Riding the Waves
I’ve recently been reading more about the neuroscience of creativity. I realise it’s a tricky balance, that it would be dangerous to reduce the spark of human ingenuity to the quality or quantity of a certain number of neurons. At the same time, one must always respect evidence-based learning, and so it’s useful to know what’s happening in our heads when we have moments of inspiration. Though the creative act itself is still much of a mystery, it could only be helpful surely if leaders understood more about the conditions in which creativity can thrive. I have long held that while leaders do not necessarily have to be creative paragons themselves, if their organisations value innovation then it is their leaders’ responsibility to ensure that they are cultivating the right environment for innovation to happen – by more people and more often. The worst mistake that companies could do would be to abrogate all accountability for creativity by assuming that they just need to hire one role like a Chief Innovation or Creative Officer, and the creative waterfall would just flow.

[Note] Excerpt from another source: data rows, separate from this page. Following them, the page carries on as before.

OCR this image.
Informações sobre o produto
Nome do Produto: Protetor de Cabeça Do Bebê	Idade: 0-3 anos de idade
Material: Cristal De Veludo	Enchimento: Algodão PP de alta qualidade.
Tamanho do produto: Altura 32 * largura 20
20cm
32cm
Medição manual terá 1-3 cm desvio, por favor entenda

But the question that we must ask ourselves then is: how would a leader know that she or he is creating the right environment? For this reason, I’ve been perusing the neuroscience literature. What I am currently finding most intriguing in my exploration are beta and gamma waves. Brain waves are defined based on their frequencies, or cycles per second, measured in hertz (Hz). If this sounds like an instruction manual for an analog radio, you wouldn’t be far off since frequencies are simply electrical pulses. The number of pulses that the approximately 10 to the power of 11 neurons in the human brain send to one another per second via 10 to the the power of 14 contacts (or synapses) suggests that the adult brain carries out about one thousand trillion operations per second. As a comparison, the Blue Water supercomputer has only about the same hardware capability. That’s a lot of neurons firing a lot of electrical impulses in order to transmit and process information, which is why the brain consumes about 20% of all the body’s energy.
So, back to beta and gamma waves. If in deep sleep, our brain waves reduce to 1-3 Hz (delta waves), at work the brain at normal consciousness experiences a beta wave state of 14-30 Hz. Aside from the higher frequency, what’s most interesting about beta waves is that they are hard to interrupt. We like solving everyday problems and pursuing linear thinking; we get loads of tiny rewards (dopamine) throughout the day for all those minor achievements. In addition, our schooling and normal work tasks have conditioned us to exist in a beta wave state. In other words, our brain has been habituated to be a little lazy, so we don’t achieve and/or cannot remain in the higher level of activity (gamma waves at 31-70 Hz) that peak performance and optimal creativity need. An analogy I would suggest is giving a colleague a day’s worth of algebra problems to solve, and then interrupt him once every four hours demanding that he comes up with a new product idea in three minutes or less, then return to the math work. Isn’t this what happens in a typical work environment? We only rarely surface from the deep pool of linear thinking, identifying ‘best practice’, and chasing incremental KPIs. Then in those precious few hours or days in the year, we’re not only allowed to be creative, but our leaders somehow expect that granting this limited time will somehow unlock Da Vinci-like genius innovation.
I’m not suggesting that linear thinking, incremental improvement, or engineering efficiencies can’t be helpful for businesses to survive and thrive. I am proposing, however, that there is no balance between these activities and creative thinking. If leaders want to experience true balance between the two in their organisations, then they have to offer much more time to innovation activity so that their colleagues’ brains may be reconditioned to move between beta and gamma wave activity more fluidly, and to stay in gamma (super focus and peak consciousness) for longer periods of time. If we genuinely want performance that exceeds the competition, then irregular leadership is required to achieve irregular results.